Reasons you should quit social media in 2013

January 2, 2013, 2:33 pm J. Maureen Henderson Forbes

Online is no substitute for offline.


As an experiment, I quit the internet in September 2012. I started with Twitter, I moved on to Facebook and ended by shuttering my blog. I didn’t stop freelancing or responding to emails, but I dropped social media and my participation in it like a hot potato and I haven’t looked back. I held a client meeting at Dunkin’ Donuts. If I wanted to see adorable pictures of my nieces, I had to email my sister to request them. I had more room in my schedule for the gym. The less time I’ve spent working on my online brand, the more offline opportunities have come my way. Here are three reasons you too should disentangle yourself from the social web in 2013:

It harms your self-esteem


While evidence for Social Media Anxiety Disorder is largely anecdotal at present, a UK study from the fall found that over 50% of social media users evaluated their participation in social networking as having an overall negative effect on their lives. Specifically, they singled out the blow to their self-esteem that comes from comparing themselves to peers on Facebook and Twitter as the biggest downfall. It seems trite, but you can’t feel anxious about the achievements of your old college roommate or your MIT fellow cousin if you don’t know about them in the first place. And forget about social media stalking your ex; it’s as unhealthy as you’d guess.

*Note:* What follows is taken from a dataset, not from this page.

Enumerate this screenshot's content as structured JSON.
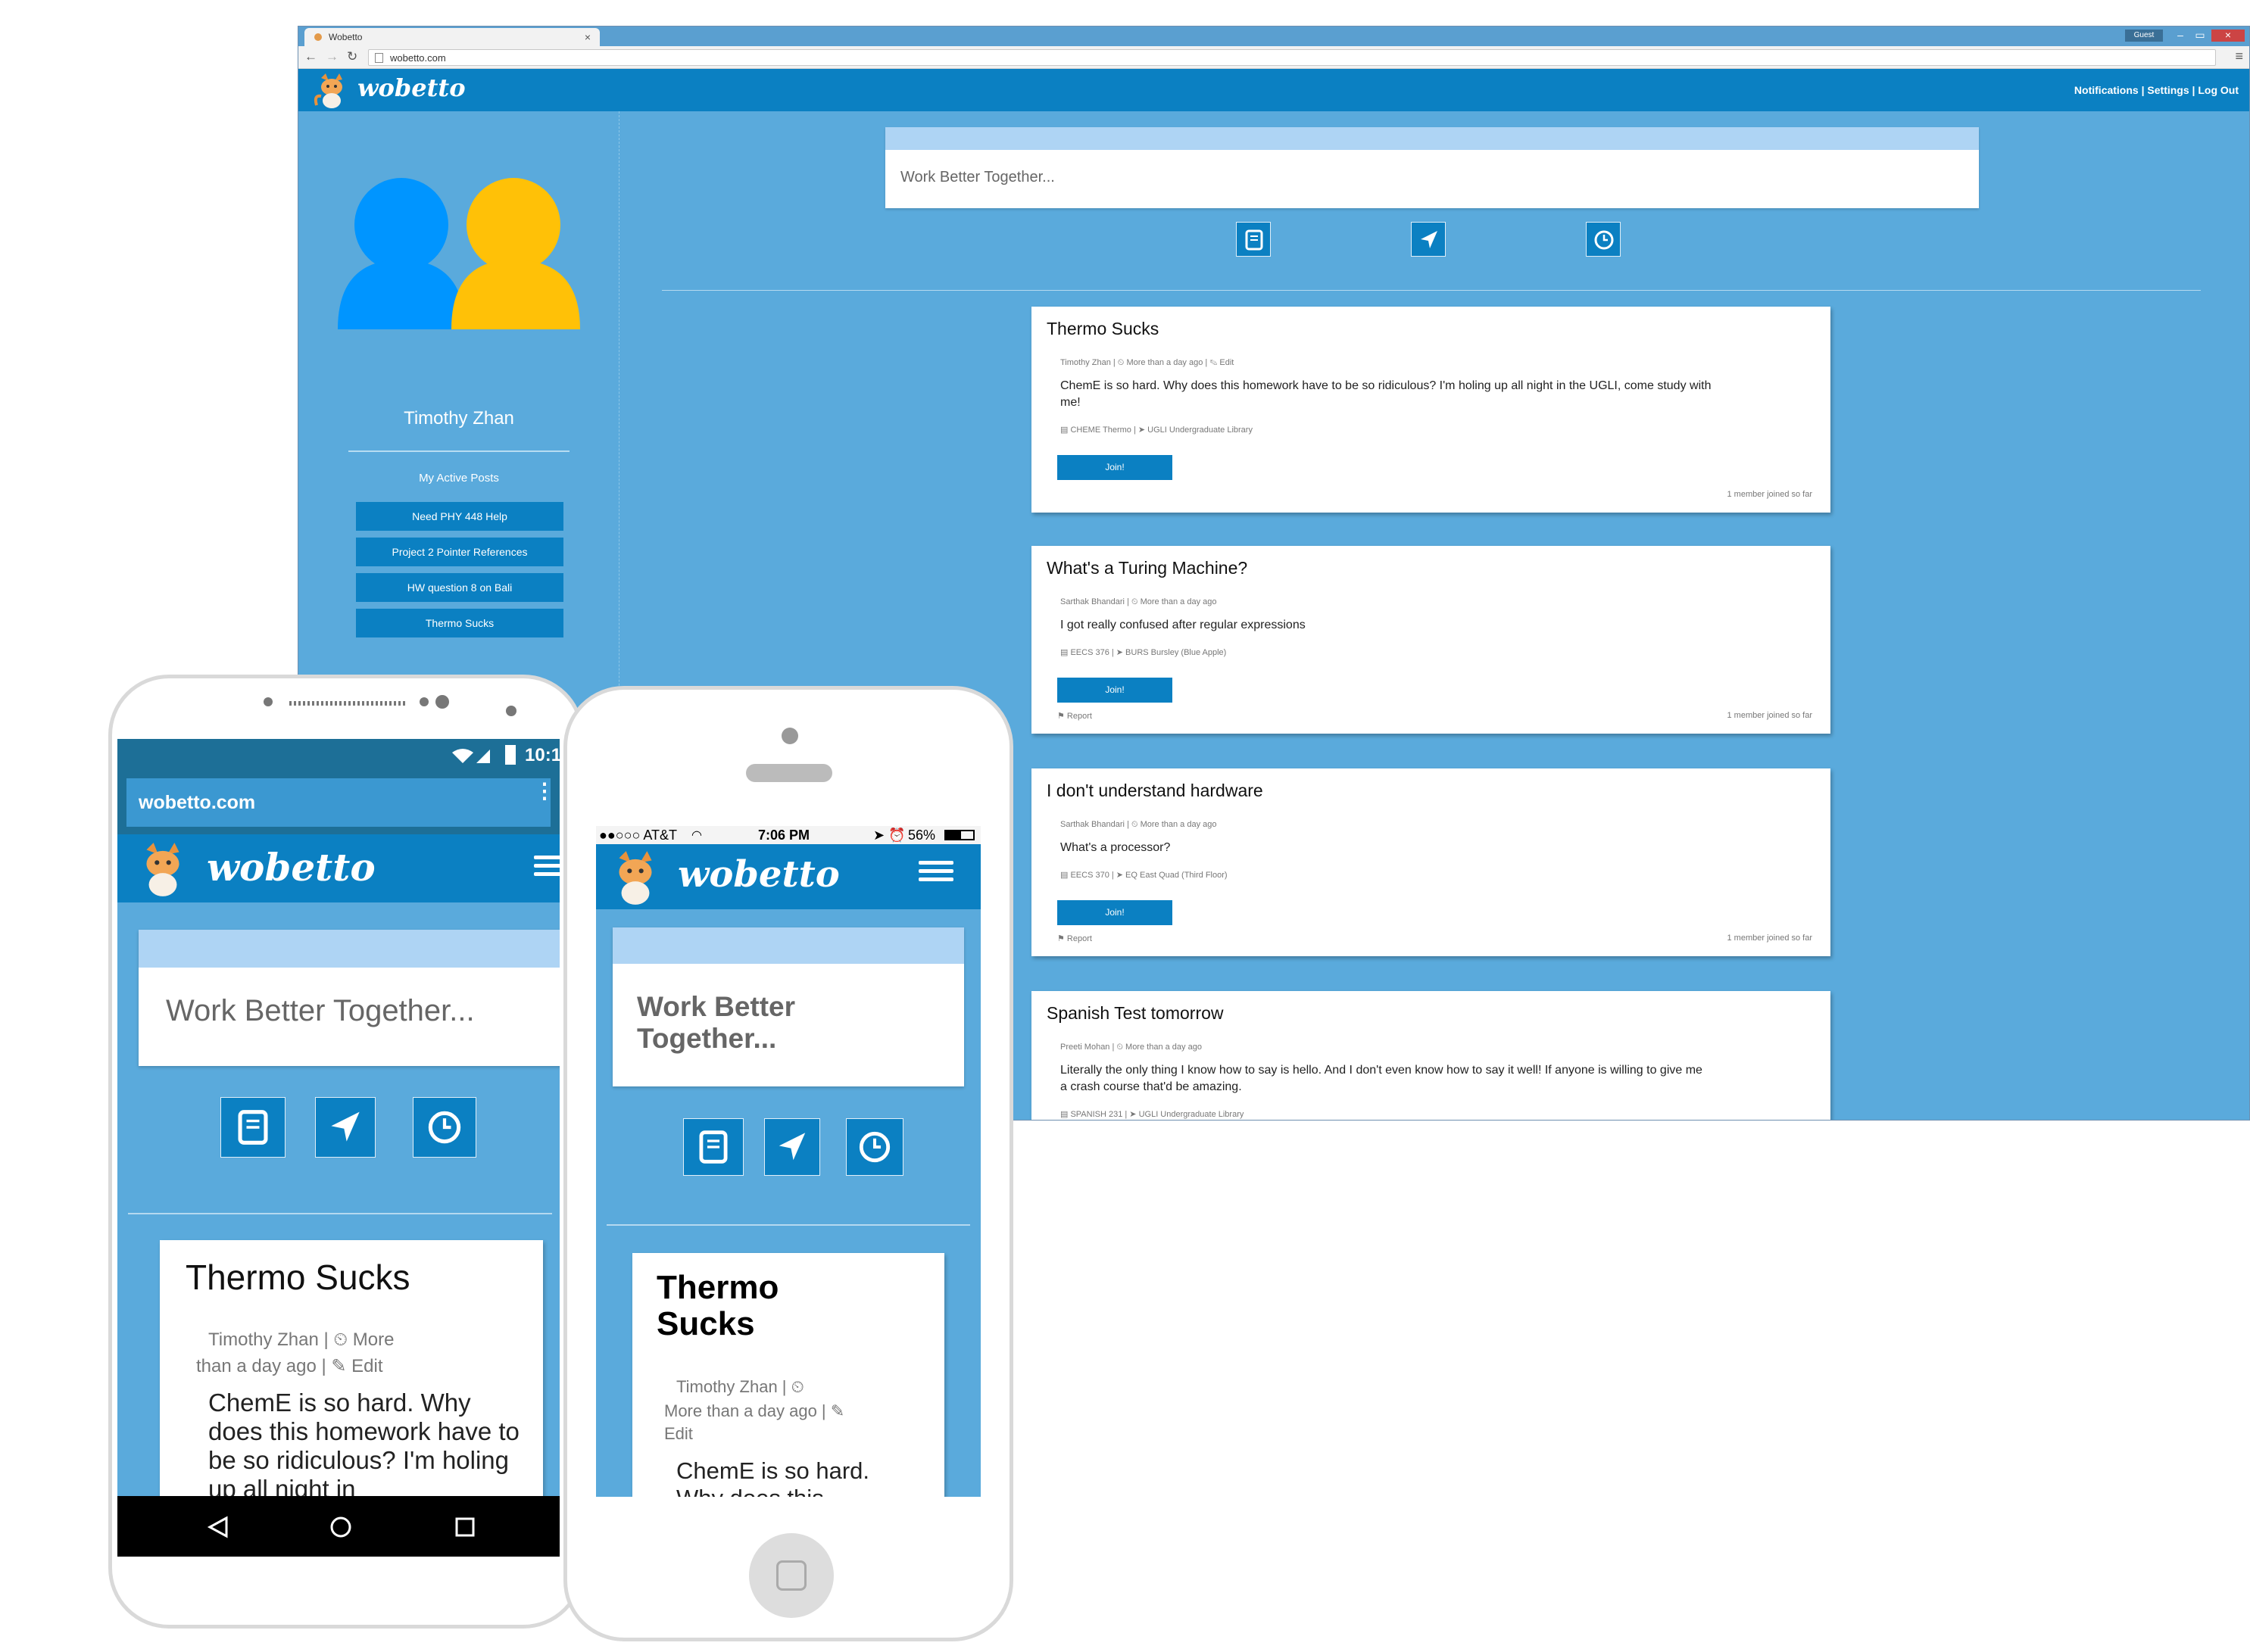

Your blood pressure will thank you


Social media a hotbed of bad behaviour – flame wars, bragging, bashing and crimes against grammar, among other misdeeds. If you find yourself getting unduly irritated by, say, entitled Millennials tweeting their displeasure at being denied iPhones by Santa, or falling victim to Godwin’s Law while arguing with cyber strangers, it might be time to take a timeout. And make sure that break is a legitimate one – none of this downloading an app to manage your social media obligations for you.

Online is no substitute for offline


Almost a quarter of people in a recent American study said that they’ve missed out on important life moments in their quest to capture and memorialise them for social media. Think about that the next time you’re Instagraming your anniversary dinner at P.F. Chang’s. With the ubiquity of communications technology in our daily lives, it’s easy to convince ourselves that the digital world is where all the action is and that the effort we put into building our online empire directly correlates to IRL benefits such as scoring a new job or landing a new mate. In fact, over 90% of job hunters of all ages look for work online, but less than 5% are conducting offline job hunting activities such as attending networking events or setting up information interviews. And guess what? A full 70 – 80% of job vacancies are never posted, so all that job board scouring is likely for naught. If the only benefit you’ve derived from flexing your social media muscle was free anti-antiperspirant samples from the folks at Klout, it might be time to direct your energy elsewhere.